Chavis Holmes

Personal information
- Born: May 9, 1986 (age 39) Charlotte, North Carolina, U.S.
- Listed height: 6 ft 4 in (1.93 m)
- Listed weight: 185 lb (84 kg)

Career information
- High school: Vance (Charlotte, North Carolina); Christ School (Arden, North Carolina);
- College: VMI (2005–2009)
- Position: Shooting guard
- Number: 5

Career history
- 2009–2010: Caja Rioja
- 2011: Rayos de Hermosillo
- 2012: Haukar
- 2012–2013: Surrey United
- 2013–2014: VfL AstroStars Bochum
- 2014–2015: Worcester Wolves

Career highlights
- NCAA steals leader (2009); First-team All-Big South (2009); Second-team All-Big South (2008);

= Chavis Holmes =

American basketball player

Chavis Holmes (born May 9, 1986) is an American basketball player. He played college basketball player for the Virginia Military Institute Keydets basketball program. Homes was also named one of the top returning performers in the Big South Conference in 2008 with a combined 664 points in the 2008 season.

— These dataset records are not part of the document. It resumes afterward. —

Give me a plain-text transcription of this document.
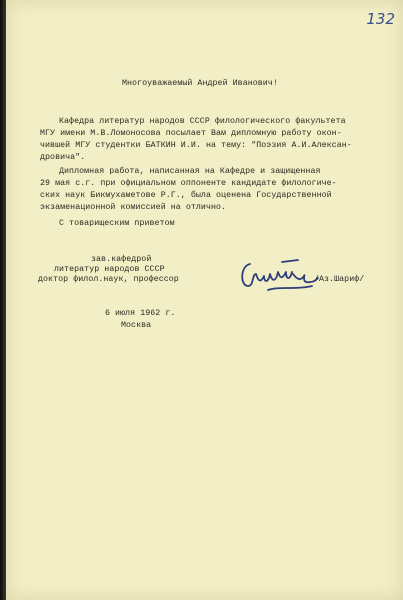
132
Многоуважаемый Андрей Иванович!
Кафедра литератур народов СССР филологического факультета
МГУ имени М.В.Ломоносова посылает Вам дипломную работу окон-
чившей МГУ студентки БАТКИН И.И. на тему: "Поэзия А.И.Алексан-
дровича".
Дипломная работа, написанная на Кафедре и защищенная
29 мая с.г. при официальном оппоненте кандидате филологиче-
ских наук Бикмухаметове Р.Г., была оценена Государственной
экзаменационной комиссией на отлично.
С товарищеским приветом
зав.кафедрой
литератур народов СССР
доктор филол.наук, профессор	/Аз.Шариф/
6 июля 1962 г.
Москва
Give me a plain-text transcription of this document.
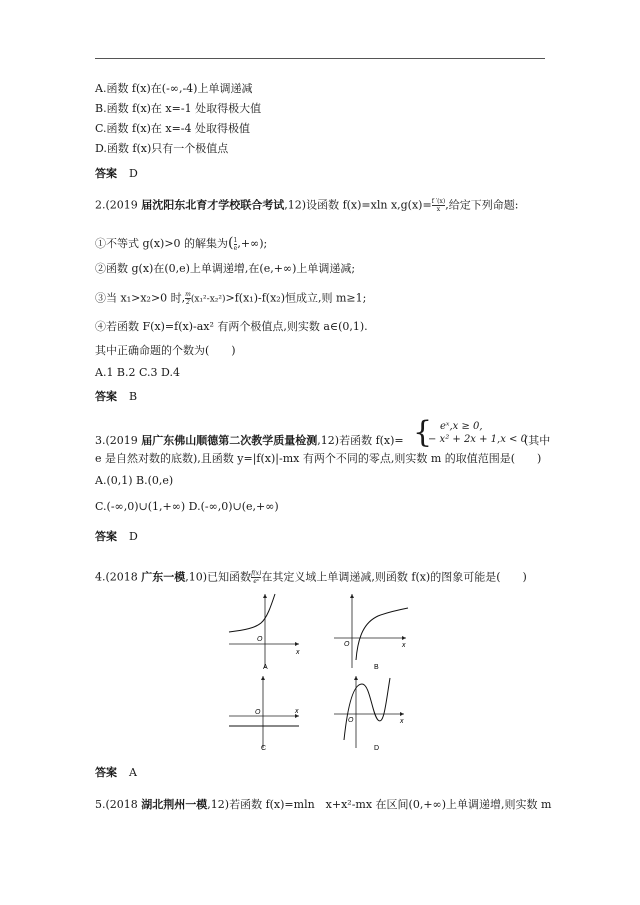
A.函数 f(x)在(-∞,-4)上单调递减
B.函数 f(x)在 x=-1 处取得极大值
C.函数 f(x)在 x=-4 处取得极值
D.函数 f(x)只有一个极值点
答案 D
2.(2019 届沈阳东北育才学校联合考试,12)设函数 f(x)=xln $x,g(x)= \frac{f '(x)}{x}$ ,给定下列命题:
①不等式 g(x)>0 的解集为( $\frac{1}{e}$ ,+∞);
②函数 g(x)在(0,e)上单调递增,在(e,+∞)上单调递减;
③当 x₁>x₂>0 时, $\frac{m}{2} (x_1^2-x_2^2)>f(x_1)-f(x_2)$恒成立,则 m≥1;
④若函数 F(x)=f(x)-ax² 有两个极值点,则实数 a∈(0,1).
其中正确命题的个数为(　　)
A.1 B.2 C.3 D.4
答案 B
3.(2019 届广东佛山顺德第二次教学质量检测,12)若函数 f(x)= { eˣ,x ≥ 0,
− x² + 2x + 1,x < 0
(其中
e 是自然对数的底数),且函数 y=|f(x)|-mx 有两个不同的零点,则实数 m 的取值范围是(　　)
A.(0,1) B.(0,e)
C.(-∞,0)∪(1,+∞) D.(-∞,0)∪(e,+∞)
答案 D
4.(2018 广东一模,10)已知函数 $\frac{f(x)}{\text{eˣ}}$ 在其定义域上单调递减,则函数 f(x)的图象可能是(　　)
O
x
A
O	x
B
O	x
C
O	x
D
答案 A
5.(2018 湖北荆州一模,12)若函数 f(x)=mln　x+x²-mx 在区间(0,+∞)上单调递增,则实数 m
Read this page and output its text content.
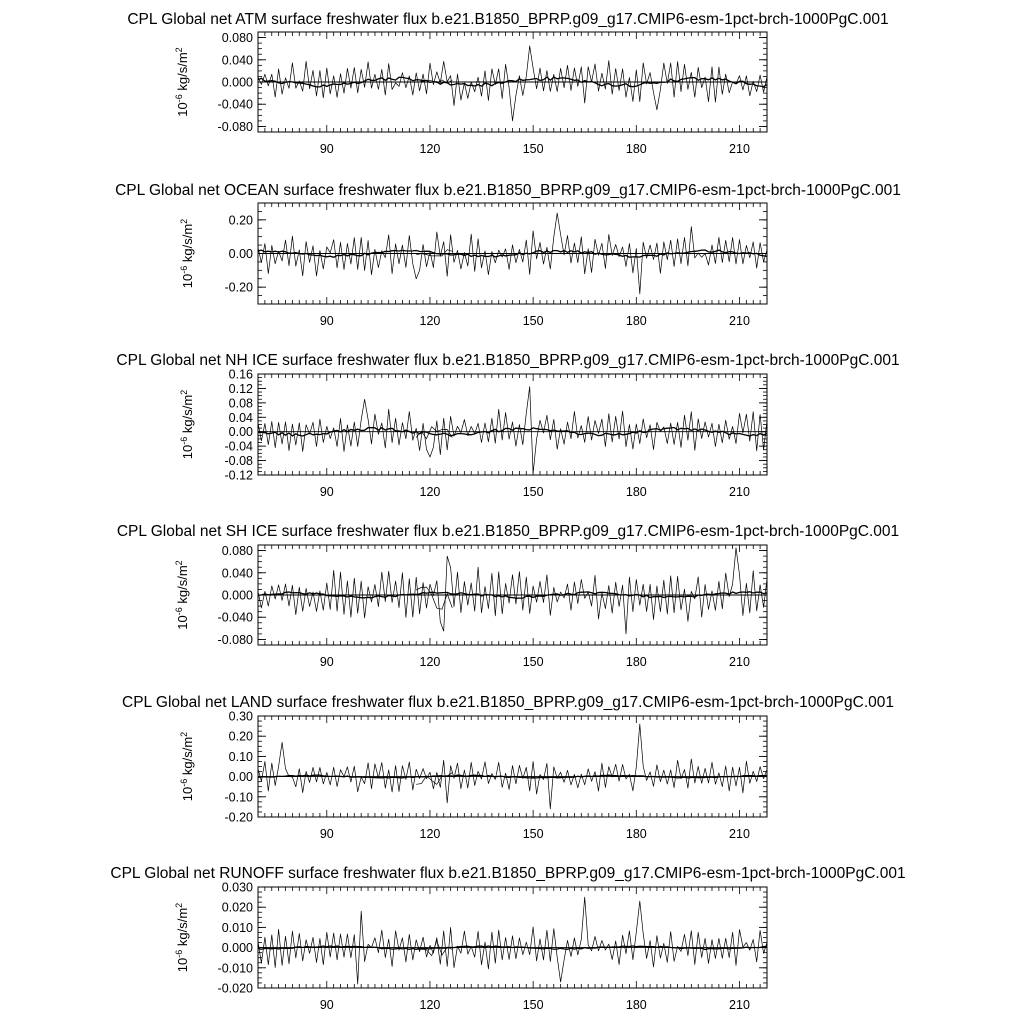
CPL Global net ATM surface freshwater flux b.e21.B1850_BPRP.g09_g17.CMIP6-esm-1pct-brch-1000PgC.001
90	120	150	180	210
0.080
0.040
0.000
-0.040
-0.080
$10^{-6}$ $kg/s/m^2$
CPL Global net OCEAN surface freshwater flux b.e21.B1850_BPRP.g09_g17.CMIP6-esm-1pct-brch-1000PgC.001
90	120	150	180	210
0.20
0.00
-0.20
$10^{-6}$ $kg/s/m^2$
CPL Global net NH ICE surface freshwater flux b.e21.B1850_BPRP.g09_g17.CMIP6-esm-1pct-brch-1000PgC.001
90	120	150	180	210
0.16
0.12
0.08
0.04
0.00
-0.04
-0.08
-0.12
$10^{-6}$ $kg/s/m^2$
CPL Global net SH ICE surface freshwater flux b.e21.B1850_BPRP.g09_g17.CMIP6-esm-1pct-brch-1000PgC.001
90	120	150	180	210
0.080
0.040
0.000
-0.040
-0.080
$10^{-6}$ $kg/s/m^2$
CPL Global net LAND surface freshwater flux b.e21.B1850_BPRP.g09_g17.CMIP6-esm-1pct-brch-1000PgC.001
90	120	150	180	210
0.30
0.20
0.10
0.00
-0.10
-0.20
$10^{-6}$ $kg/s/m^2$
CPL Global net RUNOFF surface freshwater flux b.e21.B1850_BPRP.g09_g17.CMIP6-esm-1pct-brch-1000PgC.001
90	120	150	180	210
0.030
0.020
0.010
0.000
-0.010
-0.020
$10^{-6}$ $kg/s/m^2$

He was named to the 2009 First Team All-Big South Conference.

==Biography==

===High school career===
Chavis and his twin brother, Travis Holmes, began playing high school basketball at Vance High School in Charlotte. The team won the 2002–03 North Carolina state championship. Holmes played the 2003–04 and 2004–05 seasons at Christ School in Arden, North Carolina. In the 2004 season, Holmes averaged 3.7 assists and 3.4 steals a game for Christ School. The team that season was runner up for the North Carolina state championship. In his senior season, Holmes averaged 17.5 points and 4.3 rebounds. His team won the state title and Holmes was awarded All-State and first team All-Western North Carolina honors.

===College career===
In 2005, Chavis and his brother became the third set of twins to play basketball at the Virginia Military Institute. In his sophomore season Holmes led the Big South Conference in three-pointers made and ranked 10th in the nation, while shooting 39% from three-point range. Holmes' defensive game was also strong. He recorded 2.8 steals a game, making him 4th in the nation. Holmes improved on his sophomore season in 2007–08 and was rewarded with a spot on the Second Team All-Big South Conference. In the 2008–09 season Holmes led the nation in steals. As a result, Holmes earned First Team All-Big South Conference honors and a spot the Richmond Times-Dispatch All-State Team. In 2009 the Holmes brothers became the NCAA's all-time leading scoring twins.

==Professional career==
In 2009–10, Holmes played with Caja Rioja of the Spanish LEB, averaging 13.2 points per game and 2.8 rebounds per game in 38 contests.